Ох ты ж блядь. Я бросаю снова. Бросаю как можно быстрее. Запускаю руку в мешочек и выгребаю горсть крохотных камушков. Вытаскиваю их, и они высыпаются из сжатой руки. Я снова запускаю руку, и еще больше крохотных камушков проскальзывает между пальцами и падает между огромными белыми камнями мне под ноги. Я бросаю. Камушки разлетаются и — тидитидитиди — падают в воду. Я продумываю детали: бросать их в одно и то же место или каждый раз в другом направлении? Может, оставить что-нибудь на потом, припрятать где-нибудь? Ну конечно! Наверное, так будет лучше всего — я могу немного оставить, может, даже половину, и разбросать в другом месте… в Кейп-Копе! В Милтоне! Можно раскидать по частям по всей стране, во всех ее любимых местах! Можно разнести их по всему миру! В Атлантический океан, в Тихий! Правда, будет аэропорт и самолет. Придется проносить их в самолет и объясняться с охраной. Придется поставить коробку на ленту — а потом… Просветится ли прах на мониторах? Может, меня попросят открыть коробку, показать, что там такое, как это делают с ноутбуками. Может, прах похож на порох? Запросто. Впрочем, можно предварительно его зарегистрировать. Нет, это плохая идея. Так выйдет еще хуже.

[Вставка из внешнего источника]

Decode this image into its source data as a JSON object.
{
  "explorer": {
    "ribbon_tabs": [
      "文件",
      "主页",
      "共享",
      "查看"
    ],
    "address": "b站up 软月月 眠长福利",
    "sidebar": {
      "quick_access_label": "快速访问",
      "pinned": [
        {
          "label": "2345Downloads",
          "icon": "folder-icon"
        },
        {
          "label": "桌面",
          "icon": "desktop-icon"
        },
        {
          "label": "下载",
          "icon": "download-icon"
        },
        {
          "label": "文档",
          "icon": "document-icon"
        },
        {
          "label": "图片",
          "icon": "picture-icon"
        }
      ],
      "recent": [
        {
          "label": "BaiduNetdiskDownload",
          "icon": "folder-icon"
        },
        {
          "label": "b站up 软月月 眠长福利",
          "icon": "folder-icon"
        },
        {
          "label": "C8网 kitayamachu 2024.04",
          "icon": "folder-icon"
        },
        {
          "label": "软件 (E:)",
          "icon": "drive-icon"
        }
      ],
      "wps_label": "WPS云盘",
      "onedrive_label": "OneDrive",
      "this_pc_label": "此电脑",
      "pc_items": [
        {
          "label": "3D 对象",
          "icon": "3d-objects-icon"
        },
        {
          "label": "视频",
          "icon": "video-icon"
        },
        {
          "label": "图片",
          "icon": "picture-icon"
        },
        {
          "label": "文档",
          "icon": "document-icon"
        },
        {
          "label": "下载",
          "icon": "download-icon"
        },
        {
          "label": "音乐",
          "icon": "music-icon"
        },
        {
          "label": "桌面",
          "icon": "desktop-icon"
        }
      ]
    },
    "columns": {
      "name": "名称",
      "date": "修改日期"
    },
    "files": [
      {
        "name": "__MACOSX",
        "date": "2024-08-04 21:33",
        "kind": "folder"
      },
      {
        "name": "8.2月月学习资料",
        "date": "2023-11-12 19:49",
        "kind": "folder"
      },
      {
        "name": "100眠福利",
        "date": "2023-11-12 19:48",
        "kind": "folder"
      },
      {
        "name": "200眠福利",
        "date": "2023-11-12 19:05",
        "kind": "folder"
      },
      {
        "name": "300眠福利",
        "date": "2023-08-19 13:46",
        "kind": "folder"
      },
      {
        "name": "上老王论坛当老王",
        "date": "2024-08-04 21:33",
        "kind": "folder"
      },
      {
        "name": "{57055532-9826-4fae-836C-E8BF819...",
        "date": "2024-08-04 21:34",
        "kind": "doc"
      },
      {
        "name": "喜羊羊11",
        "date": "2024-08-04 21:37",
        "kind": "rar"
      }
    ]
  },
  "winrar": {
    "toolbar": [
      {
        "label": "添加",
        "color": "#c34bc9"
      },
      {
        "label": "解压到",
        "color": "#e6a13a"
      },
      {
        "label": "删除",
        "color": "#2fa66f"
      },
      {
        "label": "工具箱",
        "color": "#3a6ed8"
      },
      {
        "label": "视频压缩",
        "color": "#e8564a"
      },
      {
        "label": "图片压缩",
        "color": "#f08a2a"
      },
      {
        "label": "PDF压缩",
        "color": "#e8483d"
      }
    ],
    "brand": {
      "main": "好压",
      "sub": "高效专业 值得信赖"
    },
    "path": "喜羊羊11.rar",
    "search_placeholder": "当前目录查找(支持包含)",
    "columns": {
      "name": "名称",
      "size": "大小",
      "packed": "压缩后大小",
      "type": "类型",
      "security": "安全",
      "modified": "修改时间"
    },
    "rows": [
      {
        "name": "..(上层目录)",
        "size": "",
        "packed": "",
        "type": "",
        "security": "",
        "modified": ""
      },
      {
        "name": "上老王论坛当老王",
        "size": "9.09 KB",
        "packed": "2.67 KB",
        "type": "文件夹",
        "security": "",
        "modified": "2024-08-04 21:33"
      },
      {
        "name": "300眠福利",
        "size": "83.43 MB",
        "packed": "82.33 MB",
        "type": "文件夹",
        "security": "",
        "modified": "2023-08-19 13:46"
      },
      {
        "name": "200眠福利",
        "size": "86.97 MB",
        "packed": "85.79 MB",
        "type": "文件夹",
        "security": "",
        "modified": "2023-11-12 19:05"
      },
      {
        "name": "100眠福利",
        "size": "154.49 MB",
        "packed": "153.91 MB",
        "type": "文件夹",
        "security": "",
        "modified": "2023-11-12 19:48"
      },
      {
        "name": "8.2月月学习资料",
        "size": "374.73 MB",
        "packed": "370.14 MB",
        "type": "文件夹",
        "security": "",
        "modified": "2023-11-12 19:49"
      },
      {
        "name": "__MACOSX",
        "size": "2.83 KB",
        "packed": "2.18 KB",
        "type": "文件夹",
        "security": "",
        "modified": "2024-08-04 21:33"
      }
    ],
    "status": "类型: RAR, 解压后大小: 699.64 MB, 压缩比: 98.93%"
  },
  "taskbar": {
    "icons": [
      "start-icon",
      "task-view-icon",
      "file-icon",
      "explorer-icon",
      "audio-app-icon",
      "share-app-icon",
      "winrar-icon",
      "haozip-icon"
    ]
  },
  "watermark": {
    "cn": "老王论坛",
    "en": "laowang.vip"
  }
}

Я снова выгребаю и бросаю. Вот так хорошо. Вполне. Нет, просто отлично, вот так лучше всего. Ведь она провела здесь, у воды, свои последние годы. Я начинаю разбрасывать все быстрее — загребаю и разбрасываю, будто зерно молочу, и повсюду разлетается пыль. Все пальто запорошено. Она в ужасе. Я омерзителен. Вот что я вытворяю. Вот до чего дошло: я швыряю ее останки в озеро. Нет, она не смотрит на меня. Ее нет. Для нее есть жизнь после смерти, а для меня — нет, потому что я не верю. Да и вообще к тому времени я слишком устану. Я и сейчас устал. Я жутко устал. Я сам брошусь в озеро. Не для того, чтобы покончить с собой, а просто чтобы так сделать… Ради драматизма! И не выберусь. В одежде — просто не сумею. Если б я снял одежду, выбрался бы. А в одежде захлебнусь. У меня прихватит сердце, и я захлебнусь. А могу сделать как-нибудь иначе, эффектно. Могу направить машину в озеро, а сам буду в ней сидеть. Или не буду сидеть.
Я все бросаю и бросаю — прах в серую пустоту. Я знаю, что поскользнусь, упаду в озеро и погибну. Ирония судьбы! Совсем как одна женщина, которая с утеса бросала в озеро прах то ли матери, то ли мужа, а потом этот утес накрыла волна и унесла ее тоже. Или это была сестра? Впрочем, тут нет волн. Я просто поскользнусь и бултыхнусь в озеро. Надо вытряхнуть из мешка остатки праха. Немного надо оставить. Надо оставить совсем немного как сувениры. Сувениры? Какая же ты сука… Какой же ты, блядь, ублюдок — сувениры? думаешь о сувенирах? Я вытряхиваю мешочек. Вытряхивать его мне не нравится — словно вытряхиваешь золотую рыбку из сачка. А прах плавает? Он растворяется? Я закончил и сажусь, и мое дыхание, быстрое и тяжелое, становится видимым: когда я перестал двигаться, моментально стало неебически холодно. По воде проходит неторопливая рябь, там глубина несколько сот футов, и миллион рыб уже пожирают прах. Нет никакой разницы между небом и водой, и я уже чувствую, как вода поднимается вокруг меня, я уже под водой, а вся вода — внутри чего-то большего, и я смотрю себе на ноги, чтобы убедиться, что я в безопасности, потому что я нахожусь внутри чего-то живого.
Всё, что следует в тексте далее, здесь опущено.